Sunday, 5 August 2018

The Cosmology Of The Others

Poul Anderson, The Avatar, XLVI.

Many space-time continua exist in a hyperdimensional reality like bubbles in an ocean.

The reality endlessly brings forth new universes.

When a universe dies, its substance becomes part of something new and qualitatively different.

Our expanding universe, when nearly dead, intersects another old universe.

Their union will generate a third cosmos with unpredictably different "'...laws and constants of physics...'" (p. 381)

The Others seek to become part of that new universe and understand it.

During the transition, they survive inside an artificial force field.

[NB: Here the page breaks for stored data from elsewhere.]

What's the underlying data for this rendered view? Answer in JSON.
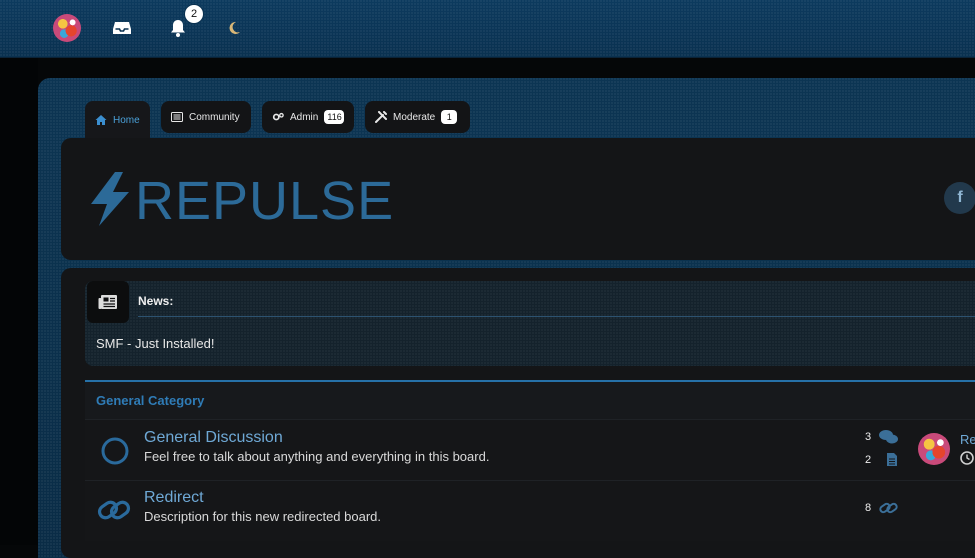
{
  "topbar": {
    "avatar_icon": "user-avatar",
    "inbox_icon": "inbox-icon",
    "notifications_icon": "bell-icon",
    "notifications_count": "2",
    "theme_icon": "moon-icon"
  },
  "tabs": [
    {
      "label": "Home",
      "icon": "home-icon",
      "active": true
    },
    {
      "label": "Community",
      "icon": "list-icon"
    },
    {
      "label": "Admin",
      "icon": "gears-icon",
      "count": "116"
    },
    {
      "label": "Moderate",
      "icon": "tools-icon",
      "count": "1"
    }
  ],
  "header": {
    "logo_text": "REPULSE",
    "logo_icon": "bolt-icon",
    "social_icon": "facebook-icon",
    "social_glyph": "f"
  },
  "news": {
    "title": "News:",
    "body": "SMF - Just Installed!",
    "icon": "newspaper-icon"
  },
  "category": {
    "title": "General Category",
    "boards": [
      {
        "name": "General Discussion",
        "description": "Feel free to talk about anything and everything in this board.",
        "icon": "board-circle-icon",
        "posts": "3",
        "topics": "2",
        "last_post_prefix": "Re"
      },
      {
        "name": "Redirect",
        "description": "Description for this new redirected board.",
        "icon": "redirect-link-icon",
        "redirects": "8"
      }
    ]
  },
  "colors": {
    "accent": "#2f7cb7",
    "topbar": "#0a3150",
    "panel": "#141517",
    "logo": "#2c6a98"
  }
}
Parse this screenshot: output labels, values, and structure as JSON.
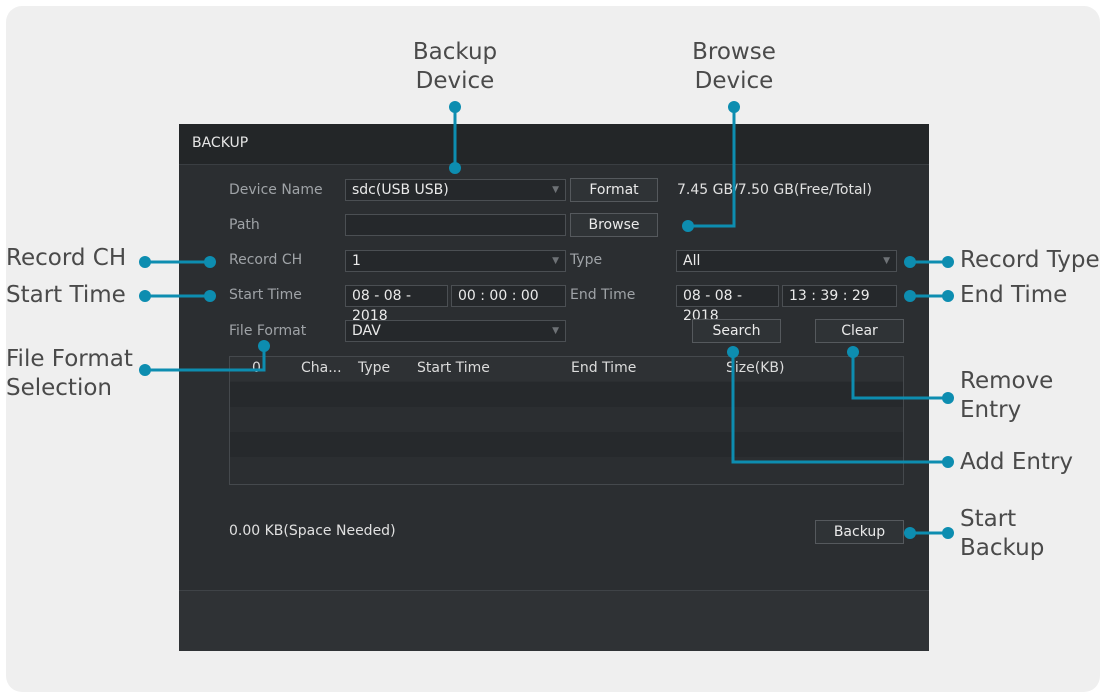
{
  "annotations": {
    "backup_device": [
      "Backup",
      "Device"
    ],
    "browse_device": [
      "Browse",
      "Device"
    ],
    "record_ch": "Record CH",
    "start_time": "Start Time",
    "file_format_selection": [
      "File Format",
      "Selection"
    ],
    "record_type": "Record Type",
    "end_time": "End Time",
    "remove_entry": [
      "Remove",
      "Entry"
    ],
    "add_entry": "Add Entry",
    "start_backup": [
      "Start",
      "Backup"
    ]
  },
  "panel": {
    "title": "BACKUP",
    "device_name_label": "Device Name",
    "device_name_value": "sdc(USB USB)",
    "format_button": "Format",
    "capacity": "7.45 GB/7.50 GB(Free/Total)",
    "path_label": "Path",
    "path_value": "",
    "browse_button": "Browse",
    "record_ch_label": "Record CH",
    "record_ch_value": "1",
    "type_label": "Type",
    "type_value": "All",
    "start_time_label": "Start Time",
    "start_date": "08 - 08 - 2018",
    "start_clock": "00 : 00 : 00",
    "end_time_label": "End Time",
    "end_date": "08 - 08 - 2018",
    "end_clock": "13 : 39 : 29",
    "file_format_label": "File Format",
    "file_format_value": "DAV",
    "search_button": "Search",
    "clear_button": "Clear",
    "table_headers": [
      "0",
      "Cha...",
      "Type",
      "Start Time",
      "End Time",
      "Size(KB)"
    ],
    "space_needed": "0.00 KB(Space Needed)",
    "backup_button": "Backup"
  },
  "colors": {
    "accent": "#0d8db0",
    "panel_bg": "#2b2e31",
    "card_bg": "#efefef"
  }
}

Questions: Can spaceships use T machines to transit between old and new universes? Maybe not, if each universe has different laws of physics.
Is the "...white-hot sphere..." inside the luminous globe in XLIV, p. 366 a new monobloc?

1 comment:

Sean M. Brooks said...

Kaor, Paul!

While the analogy or metaphor I have in mind about universes, parallel/alternate/or other, might well not pass scientific review, here it is, at least as something to be corrected. I am inclined to think of alternate/parallel universes as being like a wall: our universe, THIS universe we live in, is one side of the wall and the other universe is on the other side of the wall. And since a room can have any number of walls (heck, let's include floors and ceilings as well), there can be any number of universes. And since there can be any number of rooms in the cosmic "house," the number of alternate universes can well be infinite, according to this speculation of mine.

And in one of his letters to me Poul Anderson speculated on the possibility of somehow accessing a parallel universe thru black holes.

All this was inspired by the doubt I felt about how correct it is to say "Many space-time continua exist in a hyperdimensional reality like bubbles in an ocean. Because my thought was that all other alternate universes would go thru their own separate "evolution" from Big Bang and monobloc to heat death.

All this might well be nonsense and babbling on my part, of course!